Rob Ninkovich, drafted once and cut twice, who has since carved out a solid career at linebacker for New England is the biggest exception to the rule.

But has anyone heard from safety Chip Vaughn or linebacker Stanley Arnoux, fourth-round draft busts from 2009 lately?

They are among 13 of the 16 draft picks of the last six seasons either no longer with the Saints or on anybody else’s active roster, recently released linebacker Khairi Fortt being the latest example.

What that says about the Saints’ drafting acumen of date is a story for another time.

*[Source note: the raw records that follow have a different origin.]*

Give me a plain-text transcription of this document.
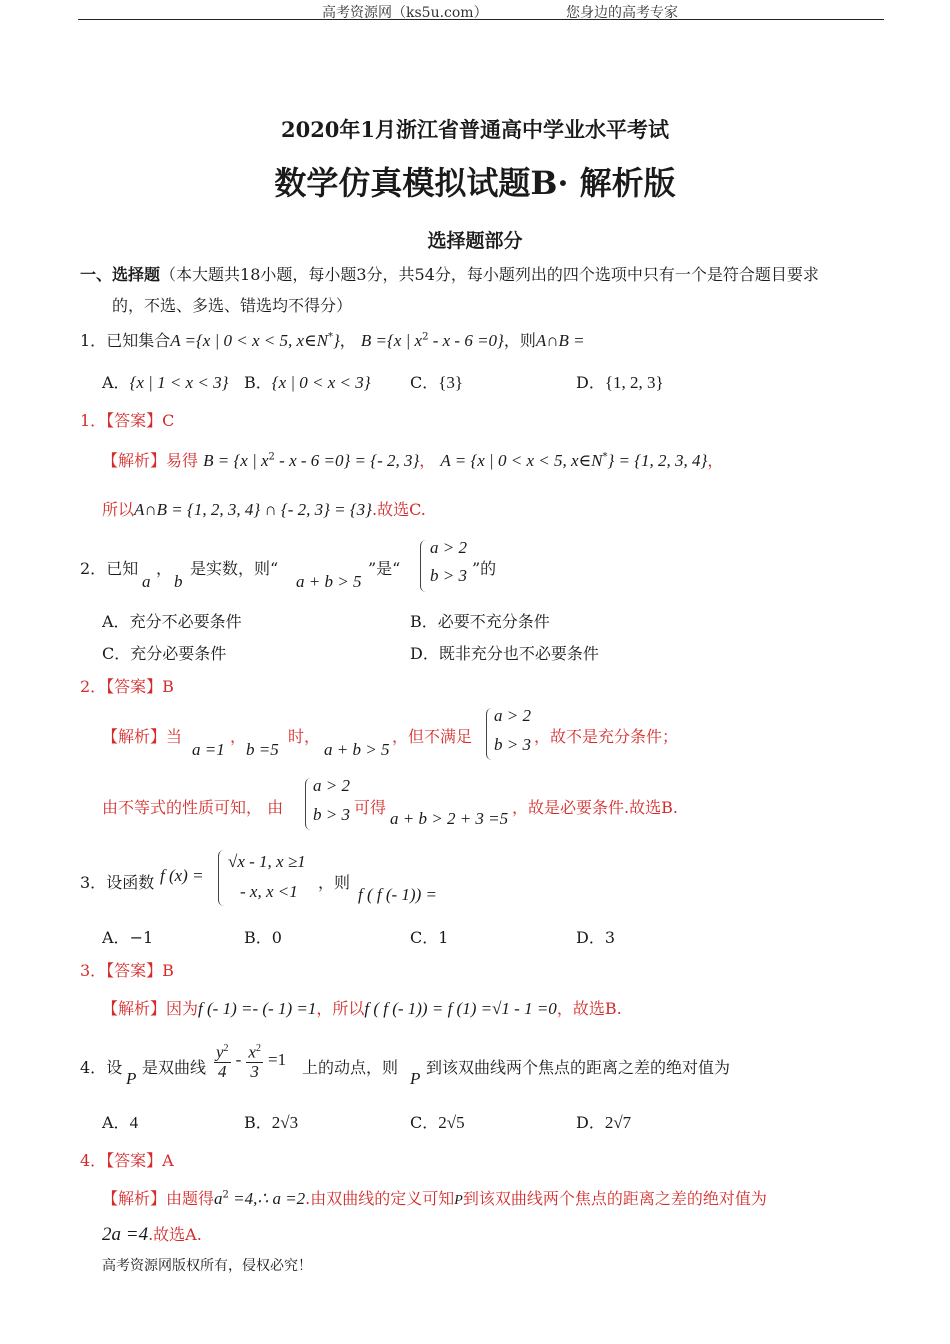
高考资源网（ks5u.com）	您身边的高考专家
2020年1月浙江省普通高中学业水平考试
数学仿真模拟试题B· 解析版
选择题部分
一、选择题（本大题共18小题，每小题3分，共54分，每小题列出的四个选项中只有一个是符合题目要求
的，不选、多选、错选均不得分）
1．已知集合A ={x | 0 < x < 5, x∈N*}， B ={x | $x^2 - x - 6 =0$}，则A∩B =
A．{x | 1 < x < 3} B．{x | 0 < x < 3} C．{3}	D．{1, 2, 3}
1．【答案】C
【解析】易得 B = {x | $x^2 - x - 6 =0$} = {- 2, 3}， A = {x | 0 < x < 5, x∈N*} = {1, 2, 3, 4}，
所以A∩B = {1, 2, 3, 4} ∩ {- 2, 3} = {3}.故选C.
2．已知
a
，
b
是实数，则“
a + b > 5
”是“
a > 2
b > 3 ”的
A．充分不必要条件	B．必要不充分条件
C．充分必要条件	D．既非充分也不必要条件
2．【答案】B
【解析】当
a =1
，
b =5
时，
a + b > 5
，但不满足
a > 2
b > 3 ，故不是充分条件；
由不等式的性质可知， 由
a > 2
b > 3 可得
a + b > 2 + 3 =5
，故是必要条件.故选B.
3．设函数 f (x) =
√x - 1, x ≥1
- x, x <1 ，则
f ( f (- 1)) =
A．−1	B．0	C．1	D．3
3．【答案】B
【解析】因为f (- 1) =- (- 1) =1，所以f ( f (- 1)) = f (1) =√1 - 1 =0，故选B.
4．设
P
是双曲线 $\frac{y^2}{4} - \frac{x^2}{3} =1$ 上的动点，则
P
到该双曲线两个焦点的距离之差的绝对值为
A．4	B．2√3	C．2√5	D．2√7
4．【答案】A
【解析】由题得$a^2$ =4,∴ a =2.由双曲线的定义可知P到该双曲线两个焦点的距离之差的绝对值为
2a =4.故选A.
高考资源网版权所有，侵权必究！
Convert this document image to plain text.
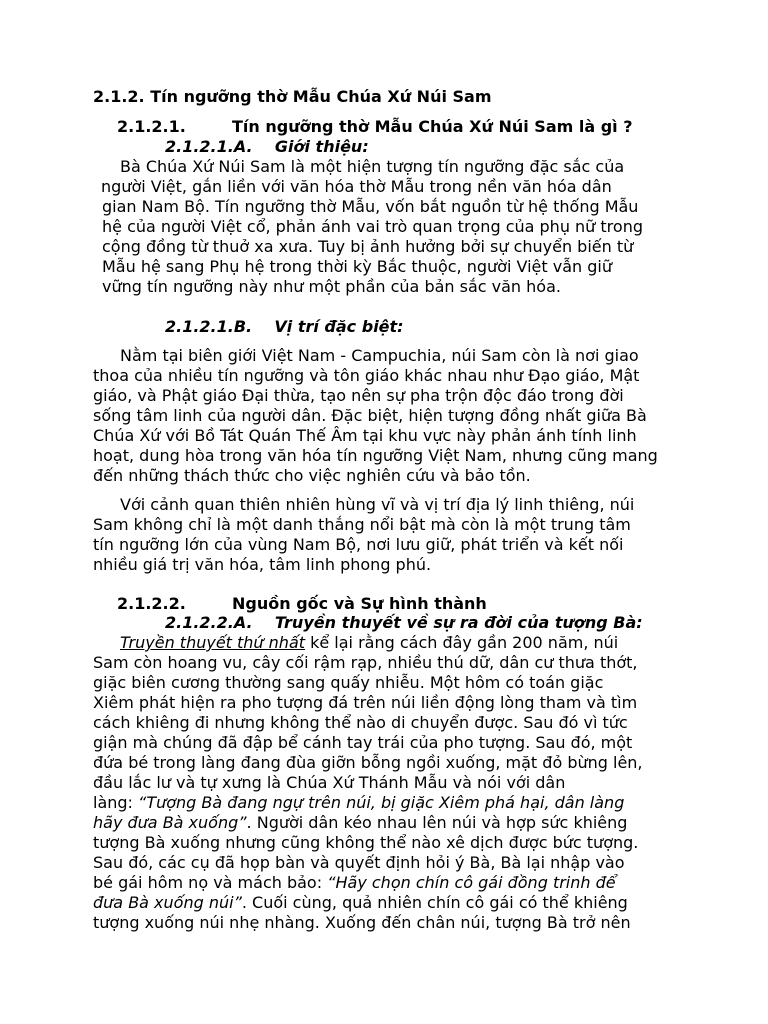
2.1.2. Tín ngưỡng thờ Mẫu Chúa Xứ Núi Sam
2.1.2.1.	Tín ngưỡng thờ Mẫu Chúa Xứ Núi Sam là gì ?
2.1.2.1.A.    Giới thiệu:
Bà Chúa Xứ Núi Sam là một hiện tượng tín ngưỡng đặc sắc của
người Việt, gắn liền với văn hóa thờ Mẫu trong nền văn hóa dân
gian Nam Bộ. Tín ngưỡng thờ Mẫu, vốn bắt nguồn từ hệ thống Mẫu
hệ của người Việt cổ, phản ánh vai trò quan trọng của phụ nữ trong
cộng đồng từ thuở xa xưa. Tuy bị ảnh hưởng bởi sự chuyển biến từ
Mẫu hệ sang Phụ hệ trong thời kỳ Bắc thuộc, người Việt vẫn giữ
vững tín ngưỡng này như một phần của bản sắc văn hóa.
2.1.2.1.B.    Vị trí đặc biệt:
Nằm tại biên giới Việt Nam - Campuchia, núi Sam còn là nơi giao
thoa của nhiều tín ngưỡng và tôn giáo khác nhau như Đạo giáo, Mật
giáo, và Phật giáo Đại thừa, tạo nên sự pha trộn độc đáo trong đời
sống tâm linh của người dân. Đặc biệt, hiện tượng đồng nhất giữa Bà
Chúa Xứ với Bồ Tát Quán Thế Âm tại khu vực này phản ánh tính linh
hoạt, dung hòa trong văn hóa tín ngưỡng Việt Nam, nhưng cũng mang
đến những thách thức cho việc nghiên cứu và bảo tồn.
Với cảnh quan thiên nhiên hùng vĩ và vị trí địa lý linh thiêng, núi
Sam không chỉ là một danh thắng nổi bật mà còn là một trung tâm
tín ngưỡng lớn của vùng Nam Bộ, nơi lưu giữ, phát triển và kết nối
nhiều giá trị văn hóa, tâm linh phong phú.
2.1.2.2.	Nguồn gốc và Sự hình thành
2.1.2.2.A.    Truyền thuyết về sự ra đời của tượng Bà:
Truyền thuyết thứ nhất kể lại rằng cách đây gần 200 năm, núi
Sam còn hoang vu, cây cối rậm rạp, nhiều thú dữ, dân cư thưa thớt,
giặc biên cương thường sang quấy nhiễu. Một hôm có toán giặc
Xiêm phát hiện ra pho tượng đá trên núi liền động lòng tham và tìm
cách khiêng đi nhưng không thể nào di chuyển được. Sau đó vì tức
giận mà chúng đã đập bể cánh tay trái của pho tượng. Sau đó, một
đứa bé trong làng đang đùa giỡn bỗng ngồi xuống, mặt đỏ bừng lên,
đầu lắc lư và tự xưng là Chúa Xứ Thánh Mẫu và nói với dân
làng: “Tượng Bà đang ngự trên núi, bị giặc Xiêm phá hại, dân làng
hãy đưa Bà xuống”. Người dân kéo nhau lên núi và hợp sức khiêng
tượng Bà xuống nhưng cũng không thể nào xê dịch được bức tượng.
Sau đó, các cụ đã họp bàn và quyết định hỏi ý Bà, Bà lại nhập vào
bé gái hôm nọ và mách bảo: “Hãy chọn chín cô gái đồng trinh để
đưa Bà xuống núi”. Cuối cùng, quả nhiên chín cô gái có thể khiêng
tượng xuống núi nhẹ nhàng. Xuống đến chân núi, tượng Bà trở nên
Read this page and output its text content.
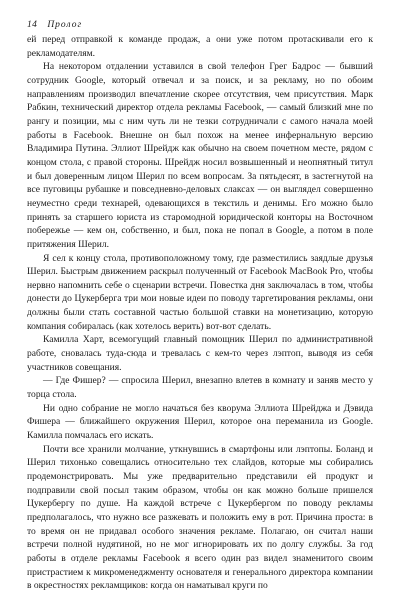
14 Пролог

ей перед отправкой к команде продаж, а они уже потом протаскивали его к рекламодателям.

На некотором отдалении уставился в свой телефон Грег Бадрос — бывший сотрудник Google, который отвечал и за поиск, и за рекламу, но по обоим направлениям производил впечатление скорее отсутствия, чем присутствия. Марк Рабкин, технический директор отдела рекламы Facebook, — самый близкий мне по рангу и позиции, мы с ним чуть ли не тезки сотрудничали с самого начала моей работы в Facebook. Внешне он был похож на менее инфернальную версию Владимира Путина. Эллиот Шрейдж как обычно на своем почетном месте, рядом с концом стола, с правой стороны. Шрейдж носил возвышенный и неопнятный титул и был доверенным лицом Шерил по всем вопросам. За пятьдесят, в застегнутой на все пуговицы рубашке и повседневно-деловых слаксах — он выглядел совершенно неуместно среди технарей, одевающихся в текстиль и денимы. Его можно было принять за старшего юриста из старомодной юридической конторы на Восточном побережье — кем он, собственно, и был, пока не попал в Google, а потом в поле притяжения Шерил.

Я сел к концу стола, противоположному тому, где разместились заядлые друзья Шерил. Быстрым движением раскрыл полученный от Facebook MacBook Pro, чтобы нервно напомнить себе о сценарии встречи. Повестка дня заключалась в том, чтобы донести до Цукерберга три мои новые идеи по поводу таргетирования рекламы, они должны были стать составной частью большой ставки на монетизацию, которую компания собиралась (как хотелось верить) вот-вот сделать.

Камилла Харт, всемогущий главный помощник Шерил по административной работе, сновалась туда-сюда и тревалась с кем-то через лэптоп, выводя из себя участников совещания.

— Где Фишер? — спросила Шерил, внезапно влетев в комнату и заняв место у торца стола.

Ни одно собрание не могло начаться без кворума Эллиота Шрейджа и Дэвида Фишера — ближайшего окружения Шерил, которое она переманила из Google. Камилла помчалась его искать.

Почти все хранили молчание, уткнувшись в смартфоны или лэптопы. Боланд и Шерил тихонько совещались относительно тех слайдов, которые мы собирались продемонстрировать. Мы уже предварительно представили ей продукт и подправили свой посыл таким образом, чтобы он как можно больше пришелся Цукербергу по душе. На каждой встрече с Цукербергом по поводу рекламы предполагалось, что нужно все разжевать и положить ему в рот. Причина проста: в то время он не придавал особого значения рекламе. Полагаю, он считал наши встречи полной нудятиной, но не мог игнорировать их по долгу службы. За год работы в отделе рекламы Facebook я всего один раз видел знаменитого своим пристрастием к микроменеджменту основателя и генерального директора компании в окрестностях рекламщиков: когда он наматывал круги по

Cap decisions are a different matter.

Obviously, the Saints would have preferred to have kept tackle Jermon Bushrod after his stellar 2011 and 2012 seasons. But not for the big bucks he would get from Chicago. And after a rough patch with the Charles Brown experiment, the Saints seem to have found their left tackle of the future in second-year man Terron Armstead.

The locker room presence of secondary stalwarts Roman Harper, Malcolm Jenkins and Jabari Greer (now retired because of injury) is certainly missed, and Harper and Jenkins are enjoying second lives with Carolina and Philadelphia, respectively.

But of the rest of the defensive starters from the Saints’ Super Bowl championship team, only cornerback Tracy Porter remains in the league, and he has appeared in just one game with Washington, his third team since leaving the Saints after the 2011 season.

Bush and Bushrod are the only offensive starters from 2009 now with other teams, and there are a handful of reserves from that season (Jonathan Casillas, Tampa Bay; Jo-Lonn Dunbar, St. Louis; Usama Young, Oakland) hanging around.

As much as anything, that points out how fleeting careers in the NFL can be.

There’s been a lot of discussion in the past few days about the impact Reggie Bush had on the team, especially the excitement created when he was drafted and contributions in the Super Bowl season.

It’s not every player who brings Kim Kardashian to the victory party. The general fan feeling may be different, but Bush is regarded by those still around from five years ago as a talented, hard-working teammate.

Still, it’s not like the team has suffered without him.

And if there are second thoughts by Payton on any players the Saints have either cut, traded or didn’t retain in free agency in his tenure, including Sproles, he isn’t likely to admit it.

“I think that we can’t, in our business, be hypothetical,” he said. “I am happy to see Malcolm, Roman, any of those guys who have played here, having success and their teams doing well, as long as it is not against us.”

But just in case Bush or any others do, the Ex-Saint of the Week award is always ready to be dusted off and used again.